The Wonderful, Evil Print-On-Demand Book Machine Arrives in Manhattan
Are there organizations we love more than local bookstore McNally Jackson? Maybe NARAL, or the SLA. So when we question the introduction of a Espresso Book Machine there, we do it with love. The EBM, the brainchild of Jason Epstein (AKA Mr. Judith Miller, among many other achievements), carries, in its current incarnation, about 3 million titles — trade books and out-of-copyright books. That’s not bad! The New York City Public Library systems has more than 20 million books, but, you know, with them, you don’t get to keep the books forever. Google Books, a main supplier to the EBM, has about 15 million titles; those are not all completely available books, as they’re not all in the public domain. (And yes, according to Google, there are only 130 million books out there anyway, give or take.) So there are real benefits to having one of this machines around; this is why the Library of Alexandria (motto: only 2060 years since our last destruction!) has three of them, although most of us get our out-of-copyright books for free on our electronic devices now, you know, but I guess we can pretend that’s not happening. What’s most interesting is that the EBM is also an extremely regressive revolutionary implement.

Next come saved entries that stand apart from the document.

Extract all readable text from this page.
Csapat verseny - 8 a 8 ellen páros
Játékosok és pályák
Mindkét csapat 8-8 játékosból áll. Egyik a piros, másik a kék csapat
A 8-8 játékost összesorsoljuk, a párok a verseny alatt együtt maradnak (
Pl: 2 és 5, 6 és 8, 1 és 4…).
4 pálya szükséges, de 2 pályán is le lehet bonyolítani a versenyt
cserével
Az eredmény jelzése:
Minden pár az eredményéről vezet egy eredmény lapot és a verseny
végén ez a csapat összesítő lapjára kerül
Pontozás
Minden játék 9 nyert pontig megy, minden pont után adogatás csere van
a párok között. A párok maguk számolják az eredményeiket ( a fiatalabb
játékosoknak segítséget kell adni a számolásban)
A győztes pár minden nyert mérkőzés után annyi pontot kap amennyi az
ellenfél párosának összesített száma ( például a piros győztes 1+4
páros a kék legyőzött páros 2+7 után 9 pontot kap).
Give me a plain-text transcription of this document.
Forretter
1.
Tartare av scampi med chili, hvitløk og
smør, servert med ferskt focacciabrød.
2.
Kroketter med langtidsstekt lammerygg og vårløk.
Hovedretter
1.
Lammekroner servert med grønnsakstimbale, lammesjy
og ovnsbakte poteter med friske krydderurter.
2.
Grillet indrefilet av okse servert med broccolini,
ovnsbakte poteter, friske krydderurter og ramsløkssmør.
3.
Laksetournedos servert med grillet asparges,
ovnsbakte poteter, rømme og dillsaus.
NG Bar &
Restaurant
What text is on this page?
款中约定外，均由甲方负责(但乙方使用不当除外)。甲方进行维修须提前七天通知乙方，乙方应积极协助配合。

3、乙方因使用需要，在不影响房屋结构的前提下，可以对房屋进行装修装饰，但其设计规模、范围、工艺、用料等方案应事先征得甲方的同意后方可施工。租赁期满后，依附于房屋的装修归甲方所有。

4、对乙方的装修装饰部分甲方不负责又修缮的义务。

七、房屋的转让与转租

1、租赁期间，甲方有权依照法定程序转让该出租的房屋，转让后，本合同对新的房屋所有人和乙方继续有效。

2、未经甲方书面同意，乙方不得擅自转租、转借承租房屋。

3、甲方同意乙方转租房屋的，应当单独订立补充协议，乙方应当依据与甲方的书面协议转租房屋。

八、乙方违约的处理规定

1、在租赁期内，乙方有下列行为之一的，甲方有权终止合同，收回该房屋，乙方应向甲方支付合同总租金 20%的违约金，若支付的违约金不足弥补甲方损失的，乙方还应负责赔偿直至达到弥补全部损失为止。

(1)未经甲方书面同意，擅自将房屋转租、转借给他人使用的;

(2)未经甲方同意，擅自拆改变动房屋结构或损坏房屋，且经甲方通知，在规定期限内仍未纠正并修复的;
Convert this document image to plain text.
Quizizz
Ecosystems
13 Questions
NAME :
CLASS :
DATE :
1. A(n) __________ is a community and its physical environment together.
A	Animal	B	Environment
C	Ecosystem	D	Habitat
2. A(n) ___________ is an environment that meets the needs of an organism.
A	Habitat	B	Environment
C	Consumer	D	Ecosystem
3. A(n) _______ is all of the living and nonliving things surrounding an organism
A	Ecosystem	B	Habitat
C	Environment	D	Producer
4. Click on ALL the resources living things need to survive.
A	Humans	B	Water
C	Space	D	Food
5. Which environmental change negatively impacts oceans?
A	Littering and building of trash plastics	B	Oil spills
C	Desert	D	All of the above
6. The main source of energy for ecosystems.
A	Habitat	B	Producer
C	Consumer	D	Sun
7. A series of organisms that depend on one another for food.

While its nearly $100,000 price tag is reasonable — I mean, the thing prints books! In minutes! — and its $600 monthly “support and maintenance” fee is… semi-reasonable, what’s less reasonable is that for every book it prints, the Book Machine kicks back to its owners, OnDemandBooks, $1.50 a book or 10% of the cover price, “whichever is greater.” Aww, look! The book printing machine thinks it’s a distribution network! Sure, historically, printers charge per book too. But they didn’t make you buy the printing press first.
All this being said, it seems unlikely that McNally Jackson would be paying full retail price; OnDemand’s offices are literally around the corner, and this kind of attention is good for them. Plus, OnDemand realizes that McNally Jackson also services writers, and a real benefit of having a machine right there on the edge of NoLIta is a stream of people willing to pay for self-publishing. The future! As you see in the video above, bookstores are also slowly becoming publishers. The second book published, via their new EBM-only imprint, at Village Books, in Bellingham, Washington? Village Books’ Guide to Self-Publishing. At least it retails for just $7.95.